A maid first tried to chase away the cobra, but failed to do so. She then repeatedly hit it until its body was split into two.
A maid first tried to chase away the cobra, but failed to do so. She then repeatedly hit it until its body was split into two.PHOTO: CARLOS CHUA

SINGAPORE (THE NEW PAPER) - A cobra that wandered into a landed property home near Dover MRT on Monday morning (May 7) was clubbed to death by the family's maid.

Mr Carlos Chua, 19, a full-time national serviceman, said he told his family to stay indoors and to leash the family's 12-year-old beagle when he saw the snake.

He told The New Paper: "It was acting aggressively to anyone who got near it. I knew that some cobras can spit venom, so I did not get any closer."

The equatorial spitting cobra - also known as the black spitting cobra - is venomous, said the Animal Concerns Research and Education Society (Acres).

Mr Chua said the snake, which was about 50cm long, reared its head from behind plastic pails in the garden when he saw it.

After he left for work at about 8.30am, his Filipino maid, who has been with the family for about 16 years, decided to take matters into her own hands.

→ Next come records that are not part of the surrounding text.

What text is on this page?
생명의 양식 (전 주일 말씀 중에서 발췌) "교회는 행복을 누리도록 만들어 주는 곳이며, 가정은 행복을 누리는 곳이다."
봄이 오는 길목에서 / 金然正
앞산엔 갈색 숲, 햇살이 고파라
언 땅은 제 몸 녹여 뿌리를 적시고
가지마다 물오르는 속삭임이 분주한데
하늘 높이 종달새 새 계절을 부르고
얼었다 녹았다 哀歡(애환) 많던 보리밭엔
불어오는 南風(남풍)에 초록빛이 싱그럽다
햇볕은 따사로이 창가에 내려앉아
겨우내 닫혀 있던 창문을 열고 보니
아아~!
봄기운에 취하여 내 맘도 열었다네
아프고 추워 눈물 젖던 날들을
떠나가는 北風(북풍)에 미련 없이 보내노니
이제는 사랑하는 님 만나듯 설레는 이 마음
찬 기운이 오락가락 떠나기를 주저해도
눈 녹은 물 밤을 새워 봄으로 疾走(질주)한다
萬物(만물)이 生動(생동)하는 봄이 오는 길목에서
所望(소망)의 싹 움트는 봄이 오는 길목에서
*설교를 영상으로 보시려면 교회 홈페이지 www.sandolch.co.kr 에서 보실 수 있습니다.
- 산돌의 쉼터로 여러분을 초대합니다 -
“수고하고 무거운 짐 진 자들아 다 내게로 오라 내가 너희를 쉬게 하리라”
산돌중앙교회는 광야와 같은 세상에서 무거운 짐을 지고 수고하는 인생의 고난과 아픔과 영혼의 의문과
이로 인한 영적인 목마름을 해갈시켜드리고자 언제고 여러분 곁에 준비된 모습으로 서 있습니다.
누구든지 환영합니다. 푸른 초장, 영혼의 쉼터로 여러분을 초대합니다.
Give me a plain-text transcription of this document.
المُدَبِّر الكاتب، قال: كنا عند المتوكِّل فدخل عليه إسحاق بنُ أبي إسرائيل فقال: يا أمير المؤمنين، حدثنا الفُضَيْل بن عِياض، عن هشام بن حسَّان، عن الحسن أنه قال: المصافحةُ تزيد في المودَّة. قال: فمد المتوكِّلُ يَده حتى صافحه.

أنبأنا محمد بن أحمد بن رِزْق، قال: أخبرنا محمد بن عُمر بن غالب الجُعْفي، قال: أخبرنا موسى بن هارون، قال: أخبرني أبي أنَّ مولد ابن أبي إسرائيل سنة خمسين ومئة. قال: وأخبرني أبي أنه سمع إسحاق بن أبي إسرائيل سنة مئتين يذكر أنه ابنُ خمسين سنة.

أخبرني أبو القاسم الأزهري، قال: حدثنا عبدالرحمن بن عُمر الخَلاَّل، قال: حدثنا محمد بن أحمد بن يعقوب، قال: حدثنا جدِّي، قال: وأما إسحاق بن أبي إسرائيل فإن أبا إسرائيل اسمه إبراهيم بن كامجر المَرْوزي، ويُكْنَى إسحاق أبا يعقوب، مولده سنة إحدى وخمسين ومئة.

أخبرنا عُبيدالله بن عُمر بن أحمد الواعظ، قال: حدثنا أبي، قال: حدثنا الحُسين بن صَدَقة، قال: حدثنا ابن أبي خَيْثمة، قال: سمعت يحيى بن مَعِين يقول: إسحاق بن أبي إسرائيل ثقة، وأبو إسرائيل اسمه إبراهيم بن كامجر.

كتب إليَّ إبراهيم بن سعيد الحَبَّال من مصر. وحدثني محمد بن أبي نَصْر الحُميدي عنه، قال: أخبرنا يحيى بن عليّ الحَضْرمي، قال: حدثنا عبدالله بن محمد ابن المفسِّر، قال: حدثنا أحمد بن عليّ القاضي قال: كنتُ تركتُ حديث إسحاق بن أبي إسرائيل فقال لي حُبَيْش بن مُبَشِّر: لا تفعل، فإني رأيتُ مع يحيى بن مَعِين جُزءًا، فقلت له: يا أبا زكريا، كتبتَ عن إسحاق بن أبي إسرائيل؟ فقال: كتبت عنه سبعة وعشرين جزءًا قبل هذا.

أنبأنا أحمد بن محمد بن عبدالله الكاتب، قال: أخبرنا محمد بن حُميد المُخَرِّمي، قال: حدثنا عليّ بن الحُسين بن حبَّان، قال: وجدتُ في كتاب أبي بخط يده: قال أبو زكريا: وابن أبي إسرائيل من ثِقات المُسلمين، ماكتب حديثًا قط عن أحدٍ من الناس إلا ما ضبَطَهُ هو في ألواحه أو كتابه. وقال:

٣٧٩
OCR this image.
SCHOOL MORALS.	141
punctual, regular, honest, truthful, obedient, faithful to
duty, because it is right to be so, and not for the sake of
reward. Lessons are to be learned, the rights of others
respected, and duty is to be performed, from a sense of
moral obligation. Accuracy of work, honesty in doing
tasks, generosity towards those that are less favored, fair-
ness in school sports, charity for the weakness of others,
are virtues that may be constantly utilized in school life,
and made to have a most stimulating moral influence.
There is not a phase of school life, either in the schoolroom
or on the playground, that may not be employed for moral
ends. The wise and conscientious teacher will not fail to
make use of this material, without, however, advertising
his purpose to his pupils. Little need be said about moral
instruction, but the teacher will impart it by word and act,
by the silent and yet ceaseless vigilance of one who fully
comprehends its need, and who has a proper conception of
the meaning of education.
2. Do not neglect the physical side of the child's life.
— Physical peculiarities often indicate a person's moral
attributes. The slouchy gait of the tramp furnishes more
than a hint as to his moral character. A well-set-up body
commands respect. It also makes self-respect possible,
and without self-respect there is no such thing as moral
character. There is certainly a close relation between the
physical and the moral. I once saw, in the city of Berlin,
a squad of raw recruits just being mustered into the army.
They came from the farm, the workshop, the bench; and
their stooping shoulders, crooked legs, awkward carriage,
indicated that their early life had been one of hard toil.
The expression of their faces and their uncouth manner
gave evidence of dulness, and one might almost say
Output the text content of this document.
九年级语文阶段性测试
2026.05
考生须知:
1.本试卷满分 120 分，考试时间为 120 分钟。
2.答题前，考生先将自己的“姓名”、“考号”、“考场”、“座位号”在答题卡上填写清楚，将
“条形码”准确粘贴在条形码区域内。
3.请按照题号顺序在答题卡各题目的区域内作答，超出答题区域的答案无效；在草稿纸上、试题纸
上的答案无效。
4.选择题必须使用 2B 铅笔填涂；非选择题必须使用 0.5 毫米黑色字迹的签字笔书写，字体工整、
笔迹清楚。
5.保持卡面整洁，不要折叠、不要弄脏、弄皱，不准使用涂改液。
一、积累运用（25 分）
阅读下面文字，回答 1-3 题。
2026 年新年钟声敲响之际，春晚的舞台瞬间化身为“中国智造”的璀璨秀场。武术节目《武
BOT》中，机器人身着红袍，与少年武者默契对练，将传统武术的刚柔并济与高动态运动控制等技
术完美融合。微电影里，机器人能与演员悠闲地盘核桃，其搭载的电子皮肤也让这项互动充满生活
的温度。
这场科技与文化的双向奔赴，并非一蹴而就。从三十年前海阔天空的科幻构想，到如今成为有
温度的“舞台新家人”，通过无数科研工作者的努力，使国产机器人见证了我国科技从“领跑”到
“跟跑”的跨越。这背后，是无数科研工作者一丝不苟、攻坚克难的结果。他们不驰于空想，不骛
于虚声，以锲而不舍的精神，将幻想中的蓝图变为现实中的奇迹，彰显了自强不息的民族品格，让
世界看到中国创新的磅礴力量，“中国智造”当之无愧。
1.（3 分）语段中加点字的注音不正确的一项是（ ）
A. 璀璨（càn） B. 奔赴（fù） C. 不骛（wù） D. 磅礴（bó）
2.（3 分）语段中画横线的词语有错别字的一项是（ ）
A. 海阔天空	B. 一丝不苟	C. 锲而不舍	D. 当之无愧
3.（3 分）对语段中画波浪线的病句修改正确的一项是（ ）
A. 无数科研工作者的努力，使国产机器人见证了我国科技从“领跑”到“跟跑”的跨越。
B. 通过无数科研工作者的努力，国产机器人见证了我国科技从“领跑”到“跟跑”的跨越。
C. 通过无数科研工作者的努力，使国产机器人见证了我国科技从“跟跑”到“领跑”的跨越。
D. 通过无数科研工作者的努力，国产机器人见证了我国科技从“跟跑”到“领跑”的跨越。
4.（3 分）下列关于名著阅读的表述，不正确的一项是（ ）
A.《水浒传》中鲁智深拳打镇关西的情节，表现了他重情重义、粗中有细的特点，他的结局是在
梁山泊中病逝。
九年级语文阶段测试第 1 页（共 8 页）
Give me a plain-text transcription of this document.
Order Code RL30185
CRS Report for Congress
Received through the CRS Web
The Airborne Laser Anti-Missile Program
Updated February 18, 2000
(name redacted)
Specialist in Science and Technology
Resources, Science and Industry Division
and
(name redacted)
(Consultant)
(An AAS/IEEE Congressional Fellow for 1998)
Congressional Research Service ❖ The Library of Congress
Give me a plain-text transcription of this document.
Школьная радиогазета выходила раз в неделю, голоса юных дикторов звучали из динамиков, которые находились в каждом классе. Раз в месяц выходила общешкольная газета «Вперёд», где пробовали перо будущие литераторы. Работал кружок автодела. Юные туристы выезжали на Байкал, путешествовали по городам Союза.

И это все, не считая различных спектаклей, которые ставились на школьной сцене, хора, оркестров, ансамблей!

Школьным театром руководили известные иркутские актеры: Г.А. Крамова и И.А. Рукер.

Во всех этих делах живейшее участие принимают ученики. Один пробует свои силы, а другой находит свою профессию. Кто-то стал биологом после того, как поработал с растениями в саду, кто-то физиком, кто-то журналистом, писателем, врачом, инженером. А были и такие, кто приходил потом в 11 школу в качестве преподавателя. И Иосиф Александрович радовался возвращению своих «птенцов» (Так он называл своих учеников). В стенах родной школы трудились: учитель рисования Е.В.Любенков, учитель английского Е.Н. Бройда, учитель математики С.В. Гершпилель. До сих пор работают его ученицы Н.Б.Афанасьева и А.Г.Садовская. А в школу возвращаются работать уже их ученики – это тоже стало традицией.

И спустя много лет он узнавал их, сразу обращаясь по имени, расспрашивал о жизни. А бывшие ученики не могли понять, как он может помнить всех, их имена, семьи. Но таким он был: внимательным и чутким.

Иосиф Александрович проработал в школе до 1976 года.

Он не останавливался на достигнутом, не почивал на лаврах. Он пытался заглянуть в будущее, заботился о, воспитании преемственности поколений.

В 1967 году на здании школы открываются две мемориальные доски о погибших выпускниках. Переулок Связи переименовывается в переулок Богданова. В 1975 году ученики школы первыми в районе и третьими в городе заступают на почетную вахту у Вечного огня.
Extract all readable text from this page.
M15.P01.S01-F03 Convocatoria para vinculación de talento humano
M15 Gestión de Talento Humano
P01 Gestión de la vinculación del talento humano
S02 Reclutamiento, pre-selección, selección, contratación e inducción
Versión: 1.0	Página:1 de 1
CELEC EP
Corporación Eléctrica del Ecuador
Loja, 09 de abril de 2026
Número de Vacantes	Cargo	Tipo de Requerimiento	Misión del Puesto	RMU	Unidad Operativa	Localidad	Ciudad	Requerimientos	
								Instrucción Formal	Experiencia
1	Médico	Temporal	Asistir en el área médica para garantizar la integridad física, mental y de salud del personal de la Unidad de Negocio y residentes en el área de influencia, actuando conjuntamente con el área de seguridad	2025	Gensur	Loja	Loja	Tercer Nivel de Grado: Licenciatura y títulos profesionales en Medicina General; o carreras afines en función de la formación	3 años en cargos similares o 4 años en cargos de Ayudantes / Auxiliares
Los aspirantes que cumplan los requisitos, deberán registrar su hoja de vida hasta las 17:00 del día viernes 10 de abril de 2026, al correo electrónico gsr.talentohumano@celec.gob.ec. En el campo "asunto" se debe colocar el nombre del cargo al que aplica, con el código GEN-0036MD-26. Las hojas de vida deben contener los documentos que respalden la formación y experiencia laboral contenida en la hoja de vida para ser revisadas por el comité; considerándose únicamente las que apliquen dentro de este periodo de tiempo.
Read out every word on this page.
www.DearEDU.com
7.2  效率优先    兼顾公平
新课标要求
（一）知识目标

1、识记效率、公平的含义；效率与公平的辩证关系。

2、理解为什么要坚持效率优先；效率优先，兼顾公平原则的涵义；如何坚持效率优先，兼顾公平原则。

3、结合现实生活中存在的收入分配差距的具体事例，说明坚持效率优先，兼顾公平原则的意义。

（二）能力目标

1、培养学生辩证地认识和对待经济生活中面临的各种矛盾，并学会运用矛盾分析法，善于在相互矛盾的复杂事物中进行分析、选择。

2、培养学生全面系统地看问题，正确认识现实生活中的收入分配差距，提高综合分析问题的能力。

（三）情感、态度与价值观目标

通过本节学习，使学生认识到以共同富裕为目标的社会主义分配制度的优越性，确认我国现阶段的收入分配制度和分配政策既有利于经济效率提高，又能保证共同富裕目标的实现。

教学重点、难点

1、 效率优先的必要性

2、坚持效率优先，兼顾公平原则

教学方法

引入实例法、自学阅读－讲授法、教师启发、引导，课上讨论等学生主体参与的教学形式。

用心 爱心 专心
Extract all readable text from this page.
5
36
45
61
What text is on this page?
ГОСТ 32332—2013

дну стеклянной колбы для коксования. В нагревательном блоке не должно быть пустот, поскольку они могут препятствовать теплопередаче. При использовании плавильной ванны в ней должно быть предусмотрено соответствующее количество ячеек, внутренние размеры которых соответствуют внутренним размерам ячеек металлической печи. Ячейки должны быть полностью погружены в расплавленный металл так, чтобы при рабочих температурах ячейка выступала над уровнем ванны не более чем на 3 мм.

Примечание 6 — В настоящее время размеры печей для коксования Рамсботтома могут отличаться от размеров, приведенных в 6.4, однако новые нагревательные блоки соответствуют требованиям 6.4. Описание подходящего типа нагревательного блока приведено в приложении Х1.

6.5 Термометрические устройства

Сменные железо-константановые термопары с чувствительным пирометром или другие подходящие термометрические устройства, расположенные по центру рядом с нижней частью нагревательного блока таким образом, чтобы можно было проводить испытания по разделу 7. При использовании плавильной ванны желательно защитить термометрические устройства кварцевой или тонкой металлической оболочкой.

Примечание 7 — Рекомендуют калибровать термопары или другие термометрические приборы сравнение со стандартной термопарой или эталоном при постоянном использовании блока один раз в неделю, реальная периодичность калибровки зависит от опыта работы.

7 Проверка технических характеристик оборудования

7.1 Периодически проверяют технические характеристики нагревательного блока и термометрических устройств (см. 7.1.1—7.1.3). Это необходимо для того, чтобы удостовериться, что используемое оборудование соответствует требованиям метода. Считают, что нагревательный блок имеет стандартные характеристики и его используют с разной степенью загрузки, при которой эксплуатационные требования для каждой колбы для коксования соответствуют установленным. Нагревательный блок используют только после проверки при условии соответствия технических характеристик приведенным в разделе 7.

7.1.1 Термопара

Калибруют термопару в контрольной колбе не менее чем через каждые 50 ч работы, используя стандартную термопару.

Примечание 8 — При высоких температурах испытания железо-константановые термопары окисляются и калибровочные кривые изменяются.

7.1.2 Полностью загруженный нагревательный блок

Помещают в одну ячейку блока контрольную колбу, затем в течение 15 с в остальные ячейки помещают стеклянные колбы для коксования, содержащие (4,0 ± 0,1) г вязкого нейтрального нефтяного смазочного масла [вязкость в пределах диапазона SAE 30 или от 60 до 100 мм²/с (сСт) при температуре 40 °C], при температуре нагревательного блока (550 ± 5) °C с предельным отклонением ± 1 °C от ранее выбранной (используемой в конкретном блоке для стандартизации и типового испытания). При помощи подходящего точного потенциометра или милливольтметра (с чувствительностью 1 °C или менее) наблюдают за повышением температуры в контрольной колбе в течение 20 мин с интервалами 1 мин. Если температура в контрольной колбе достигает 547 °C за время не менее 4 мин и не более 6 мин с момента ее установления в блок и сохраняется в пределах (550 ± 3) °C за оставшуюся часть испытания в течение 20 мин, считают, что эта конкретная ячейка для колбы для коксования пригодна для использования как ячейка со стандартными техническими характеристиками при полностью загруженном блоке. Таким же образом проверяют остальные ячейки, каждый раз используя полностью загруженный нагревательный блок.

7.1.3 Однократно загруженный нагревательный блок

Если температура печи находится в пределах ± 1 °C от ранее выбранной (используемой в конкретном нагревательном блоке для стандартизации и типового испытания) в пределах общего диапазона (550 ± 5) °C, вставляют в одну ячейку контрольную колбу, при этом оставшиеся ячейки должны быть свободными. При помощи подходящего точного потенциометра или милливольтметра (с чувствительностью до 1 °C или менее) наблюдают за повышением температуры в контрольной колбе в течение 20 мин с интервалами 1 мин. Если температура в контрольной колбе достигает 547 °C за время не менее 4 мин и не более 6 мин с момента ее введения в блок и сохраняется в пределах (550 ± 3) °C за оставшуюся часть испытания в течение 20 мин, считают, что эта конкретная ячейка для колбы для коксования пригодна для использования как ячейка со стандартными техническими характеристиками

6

The maid, who wanted to be known only as Ms Mhelyn, 48, said: "I felt nervous when I saw the snake. Even though there was no one at home, I was afraid it might bite my employer."

 
 
 

Wielding a metre-long broom handle, she tried to chase the cobra out, but it became more agitated.

She said: "I didn't want to kill it at first, but it got angrier and refused to move."

She repeatedly hit the cobra until its body was split into two, and disposed of the carcass.

According to the Lee Kong Chian Natural History Museum's website, this species of cobra is usually not aggressive if left alone. When threatened, it might spray venom from its fangs.

The spray can cover a distance of more than a metre, and can cause temporary blindness.

If bitten, a victim's nervous system will get affected by the venom and the result can prove fatal.

Acres' deputy chief executive, Mr Kalai Vanan, told TNP that cobras would not actively attack people. If faced with a similar situation, the public is advised to call the Acres rescue hotline at 9783-7782.

"Attempting to provoke, hurt or kill the snake would only aggravate the situation, which would cause it to be defensive," Mr Kalai said.